Sicilia, record di cervelli in fuga
In Sicilia, stando ai dati dell’Istat, vi è stato un incremento del 7% di ragazzi che abbandonano la propria regione, ma dato ancora più allarmante, solo 43 ragazzi su 100 si iscrivono all’università dopo aver ottenuto il diploma.
Secondo i dati dell’Istat il “benessere equo e sostenibile” (Bes) passa anche attraverso il livello di istruzione di una popolazione di un determinato territorio e stando ai dati, la Sicilia che ne viene fuori è una regione lontanissima dall’ottenere lo stato di “Bes”. Quello a cui è chiamata la Sicilia nei prossimi anni è uno sforzo che servirebbe per colmare il gap con le altre regioni italiane e cercare di offrire un livello di formazione adeguato anche perché gli studenti delle scuole superiori siciliane sono risultati i meno efficienti nelle competenze alfabetiche e in quelle numeriche. La regione Sicilia è prima solo per i Neet, ossia giovani che non studiano, non lavorano e non si formano. Un quadro che definire desolante è eufemistico.
A leggere i numeri ci sarebbe da rabbrividire: dal 2012 al 2017 la percentuale di giovani (25/39 anni) laureati che ha preferito fare fagotto e andare verso l’estero e in parte nelle regioni settentrionali è aumentata passando dal 21 al 28%; si tratta di giovani formati, con competenze che la Sicilia e l’Italia non sa valorizzare.
A livello provinciale la Sicilia ne piazza tre negli ultimi sette posti: Caltanissetta con il 57% dei laureati è penultima, Enna si piazza al 104esimo posto, Agrigento al 101esimo e Palermo all’87esimo, ma il dato che dovrebbe far riflettere i politicanti che sbandierano slogan di facile appeal c’è il tasso di giovani in possesso di un titolo di laurea. La Sicilia figura all’ultimo posto essendo l’unica regione che va al di sotto del 20%, il 18,8% per la precisione con la provincia di Palermo che si situa al 91esimo posto su 108 provincie, al penultimo posto la Campania con il 20,05%, mentre al primo posto si trova il Friuli Venezia Giulia con il 30% dei laureati.

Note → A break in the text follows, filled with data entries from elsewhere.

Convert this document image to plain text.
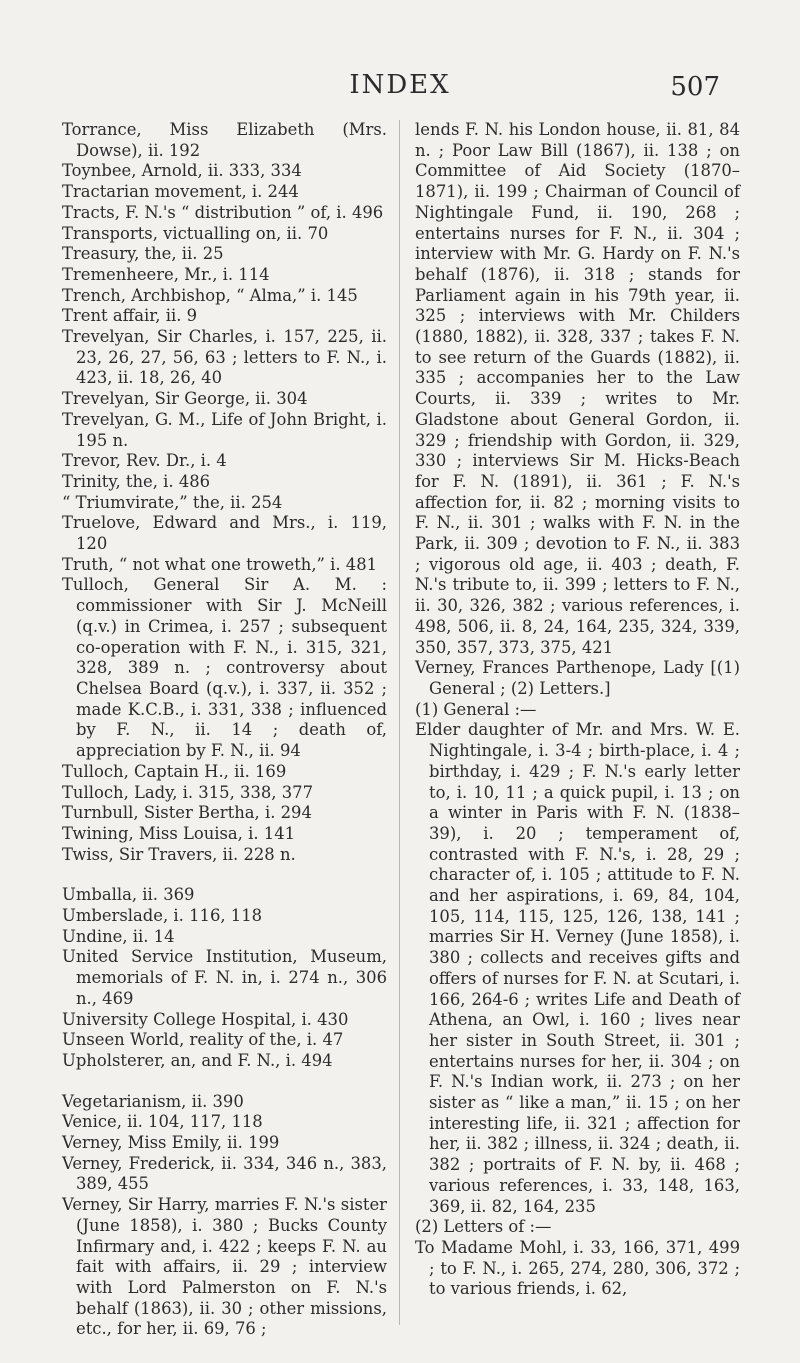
INDEX	507
Torrance, Miss Elizabeth (Mrs. Dowse), ii. 192
Toynbee, Arnold, ii. 333, 334
Tractarian movement, i. 244
Tracts, F. N.'s “ distribution ” of, i. 496
Transports, victualling on, ii. 70
Treasury, the, ii. 25
Tremenheere, Mr., i. 114
Trench, Archbishop, “ Alma,” i. 145
Trent affair, ii. 9
Trevelyan, Sir Charles, i. 157, 225, ii. 23, 26, 27, 56, 63 ; letters to F. N., i. 423, ii. 18, 26, 40
Trevelyan, Sir George, ii. 304
Trevelyan, G. M., Life of John Bright, i. 195 n.
Trevor, Rev. Dr., i. 4
Trinity, the, i. 486
“ Triumvirate,” the, ii. 254
Truelove, Edward and Mrs., i. 119, 120
Truth, “ not what one troweth,” i. 481
Tulloch, General Sir A. M. : commissioner with Sir J. McNeill (q.v.) in Crimea, i. 257 ; subsequent co-operation with F. N., i. 315, 321, 328, 389 n. ; controversy about Chelsea Board (q.v.), i. 337, ii. 352 ; made K.C.B., i. 331, 338 ; influenced by F. N., ii. 14 ; death of, appreciation by F. N., ii. 94
Tulloch, Captain H., ii. 169
Tulloch, Lady, i. 315, 338, 377
Turnbull, Sister Bertha, i. 294
Twining, Miss Louisa, i. 141
Twiss, Sir Travers, ii. 228 n.
Umballa, ii. 369
Umberslade, i. 116, 118
Undine, ii. 14
United Service Institution, Museum, memorials of F. N. in, i. 274 n., 306 n., 469
University College Hospital, i. 430
Unseen World, reality of the, i. 47
Upholsterer, an, and F. N., i. 494
Vegetarianism, ii. 390
Venice, ii. 104, 117, 118
Verney, Miss Emily, ii. 199
Verney, Frederick, ii. 334, 346 n., 383, 389, 455
Verney, Sir Harry, marries F. N.'s sister (June 1858), i. 380 ; Bucks County Infirmary and, i. 422 ; keeps F. N. au fait with affairs, ii. 29 ; interview with Lord Palmerston on F. N.'s behalf (1863), ii. 30 ; other missions, etc., for her, ii. 69, 76 ;
lends F. N. his London house, ii. 81, 84 n. ; Poor Law Bill (1867), ii. 138 ; on Committee of Aid Society (1870–1871), ii. 199 ; Chairman of Council of Nightingale Fund, ii. 190, 268 ; entertains nurses for F. N., ii. 304 ; interview with Mr. G. Hardy on F. N.'s behalf (1876), ii. 318 ; stands for Parliament again in his 79th year, ii. 325 ; interviews with Mr. Childers (1880, 1882), ii. 328, 337 ; takes F. N. to see return of the Guards (1882), ii. 335 ; accompanies her to the Law Courts, ii. 339 ; writes to Mr. Gladstone about General Gordon, ii. 329 ; friendship with Gordon, ii. 329, 330 ; interviews Sir M. Hicks-Beach for F. N. (1891), ii. 361 ; F. N.'s affection for, ii. 82 ; morning visits to F. N., ii. 301 ; walks with F. N. in the Park, ii. 309 ; devotion to F. N., ii. 383 ; vigorous old age, ii. 403 ; death, F. N.'s tribute to, ii. 399 ; letters to F. N., ii. 30, 326, 382 ; various references, i. 498, 506, ii. 8, 24, 164, 235, 324, 339, 350, 357, 373, 375, 421
Verney, Frances Parthenope, Lady [(1) General ; (2) Letters.]
(1) General :—
Elder daughter of Mr. and Mrs. W. E. Nightingale, i. 3-4 ; birth-place, i. 4 ; birthday, i. 429 ; F. N.'s early letter to, i. 10, 11 ; a quick pupil, i. 13 ; on a winter in Paris with F. N. (1838–39), i. 20 ; temperament of, contrasted with F. N.'s, i. 28, 29 ; character of, i. 105 ; attitude to F. N. and her aspirations, i. 69, 84, 104, 105, 114, 115, 125, 126, 138, 141 ; marries Sir H. Verney (June 1858), i. 380 ; collects and receives gifts and offers of nurses for F. N. at Scutari, i. 166, 264-6 ; writes Life and Death of Athena, an Owl, i. 160 ; lives near her sister in South Street, ii. 301 ; entertains nurses for her, ii. 304 ; on F. N.'s Indian work, ii. 273 ; on her sister as “ like a man,” ii. 15 ; on her interesting life, ii. 321 ; affection for her, ii. 382 ; illness, ii. 324 ; death, ii. 382 ; portraits of F. N. by, ii. 468 ; various references, i. 33, 148, 163, 369, ii. 82, 164, 235
(2) Letters of :—
To Madame Mohl, i. 33, 166, 371, 499 ; to F. N., i. 265, 274, 280, 306, 372 ; to various friends, i. 62,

Maglia nera a livello provinciale è Siracusa con il 38,5%, mentre Enna, Palermo e Catania figurano negli ultimi dieci posti. La Sicilia è penultima anche per bambini iscritti alla scuola dell’infanzia (87%), la provincia di Palermo al 102° posto, e per persone di 25/64 anni con al massimo il diploma di scuola superiore: poco più del 50% mentre il Lazio sfiora il 70%. Sale invece al terzultimo posto per competenze alfabetiche e numeriche dei ragazzi che frequentano il secondo anno della scuola superiore. Ma siamo primi per giovani tra 15/29 anni che non lavorano e non studiano: i Neet. Le prime quattro posizioni occupate da province siciliane: Caltanissetta (48,2%), Catania (40,6%), Trapani (40,0%) e Palermo (39,8%).
Ma lasciando i freddi numeri che danno un quadro desolante che cosa rimane? Rimane un dato di fatto: la politica è totalmente assente e disinteressata a far sì che questi numeri diminuiscano ed il motivo è molto semplice: bisognerebbe mettere in atto politiche educative mirate a risolvere la dispersione scolastica, politiche universitarie che dovrebbero introdurre il giovane laureato nel mondo del lavoro, ma non come carne da macello, ma come risorsa da utilizzare al meglio.
La politica italiana mira, indipendentemente dal colore politico, a devastare sempre di più il mondo dell’istruzione. E allora, i mirabolanti slogan come “Prima gli Italiani” lasciano il tempo che trovano e si dovrebbero vedere per quello che sono: bolle di sapone che incantano ma che scoppiano al primo alito di vento.